Le café de l’union

Huile : 73 x 54

– Cours Rintintin ! criait le petit caporal pour lancer son magnifique berger allemand au secours du blessé, de l’opprimé ou du pauvre en danger. Rintintin, c’était le héros d’un feuilleton télévisé des années 1950 à 1960, une sorte de Robin des Bois à poils.
J’imagine la tête du mec au comptoir du café en réel danger à son quatrième coup de blanc du matin qui voit Jobard le vieux labrador empucé du patron bondir sur le zinc, repousser le breuvage d’une patte autoritaire et tendre de sa gueule odorante et cariée, au buveur ahuri, la carte de l’association des alcooliques anonymes.
– Bravo Rintintin !
Une musique entraînante annonçait la suite, une trompette criait sous le chapiteau du cirque Pinder.
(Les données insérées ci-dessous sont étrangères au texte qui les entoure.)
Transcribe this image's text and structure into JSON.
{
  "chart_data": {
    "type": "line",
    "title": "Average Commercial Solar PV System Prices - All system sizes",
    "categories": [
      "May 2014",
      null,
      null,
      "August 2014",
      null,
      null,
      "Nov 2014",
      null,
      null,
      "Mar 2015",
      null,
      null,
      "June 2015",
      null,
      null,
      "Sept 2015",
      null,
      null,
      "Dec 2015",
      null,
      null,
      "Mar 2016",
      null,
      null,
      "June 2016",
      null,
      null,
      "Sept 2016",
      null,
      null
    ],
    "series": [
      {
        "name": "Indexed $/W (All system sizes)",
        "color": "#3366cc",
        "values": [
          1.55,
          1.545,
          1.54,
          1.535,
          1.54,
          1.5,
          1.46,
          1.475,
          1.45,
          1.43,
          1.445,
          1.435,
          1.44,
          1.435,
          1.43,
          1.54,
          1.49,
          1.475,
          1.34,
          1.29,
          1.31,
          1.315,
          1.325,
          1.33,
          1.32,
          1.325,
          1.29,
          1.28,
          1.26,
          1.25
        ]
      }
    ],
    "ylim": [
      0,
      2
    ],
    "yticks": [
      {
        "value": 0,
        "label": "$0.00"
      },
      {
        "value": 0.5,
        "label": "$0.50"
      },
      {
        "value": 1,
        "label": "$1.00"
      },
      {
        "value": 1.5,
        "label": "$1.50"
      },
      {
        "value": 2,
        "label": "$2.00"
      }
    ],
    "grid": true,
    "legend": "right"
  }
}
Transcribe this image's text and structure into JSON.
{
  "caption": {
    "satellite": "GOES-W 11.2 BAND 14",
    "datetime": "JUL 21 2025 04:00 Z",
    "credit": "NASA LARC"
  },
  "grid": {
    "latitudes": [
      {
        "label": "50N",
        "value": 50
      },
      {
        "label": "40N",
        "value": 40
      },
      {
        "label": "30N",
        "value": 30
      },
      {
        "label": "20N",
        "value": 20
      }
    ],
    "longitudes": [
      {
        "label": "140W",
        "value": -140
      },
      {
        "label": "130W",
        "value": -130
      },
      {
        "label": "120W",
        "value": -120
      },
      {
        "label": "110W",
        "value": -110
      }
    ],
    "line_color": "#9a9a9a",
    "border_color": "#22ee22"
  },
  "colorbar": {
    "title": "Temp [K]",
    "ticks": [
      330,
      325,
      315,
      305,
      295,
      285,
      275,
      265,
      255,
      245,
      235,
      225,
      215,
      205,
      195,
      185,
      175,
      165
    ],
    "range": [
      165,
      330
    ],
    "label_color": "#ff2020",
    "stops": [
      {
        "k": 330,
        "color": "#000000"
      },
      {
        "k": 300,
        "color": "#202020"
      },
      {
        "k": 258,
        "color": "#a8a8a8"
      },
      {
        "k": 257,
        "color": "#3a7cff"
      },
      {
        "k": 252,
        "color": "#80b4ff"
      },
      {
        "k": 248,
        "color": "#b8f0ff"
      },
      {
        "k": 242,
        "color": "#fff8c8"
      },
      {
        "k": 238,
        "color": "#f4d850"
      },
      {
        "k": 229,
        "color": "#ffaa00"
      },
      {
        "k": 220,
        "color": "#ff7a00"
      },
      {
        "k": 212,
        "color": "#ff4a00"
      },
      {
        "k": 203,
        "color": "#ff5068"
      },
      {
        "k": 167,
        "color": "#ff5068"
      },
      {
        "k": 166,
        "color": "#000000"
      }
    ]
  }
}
L’orchestre perché de la Piste aux Etoiles nous avançait l’émotion.
Roger Lanzac présentait le fameux labrador Jobard.
Défraîchi, déglingué mais enrubanné de strass de paillettes et de perles il fait son entrée par le tunnel réservé aux grands fauves. Aveuglé par les projecteurs, une papatte devant son œil coulant, il avance, conquérant, prenant déjà possession de son public. A son arrivée dans la cage il secoue quelques croûtes de pelade qui éclaboussent en scintillements le sable de la piste.
Le silence s’imposait, le silence se fit.
Roulements de tambour… Roulements de tambour qui se poursuivent… Et encore…
Alors, surprenant le blasé, d’un double saut périlleux, le labrador Jobard effectue un rétablissement acrobatique sur le comptoir sans rien faire tomber, emprunte aux clients leurs verres à demi pleins et offre un numéro de jonglerie en première mondiale et sans filet. Les tasses, chopes et ballons partent en tourniquet vers le plafond fissuré dans un manège organisé. Pas une goutte ne tombe, les soiffards applaudissent, l’artiste salue bien bas malgré ses douleurs articulaires.
– Arrête de te gratter ! nous réveille le Jobard et moi.
Le patron n’aime pas le cirque.
Je racle le fond caramélisé de mon café en recherche de douceurs. Lui dans un geignement étire sa vieille carcasse et entreprend claudiquant sa flânerie amicale en quête d’une caresse ou mieux, d’un morceau de sucre.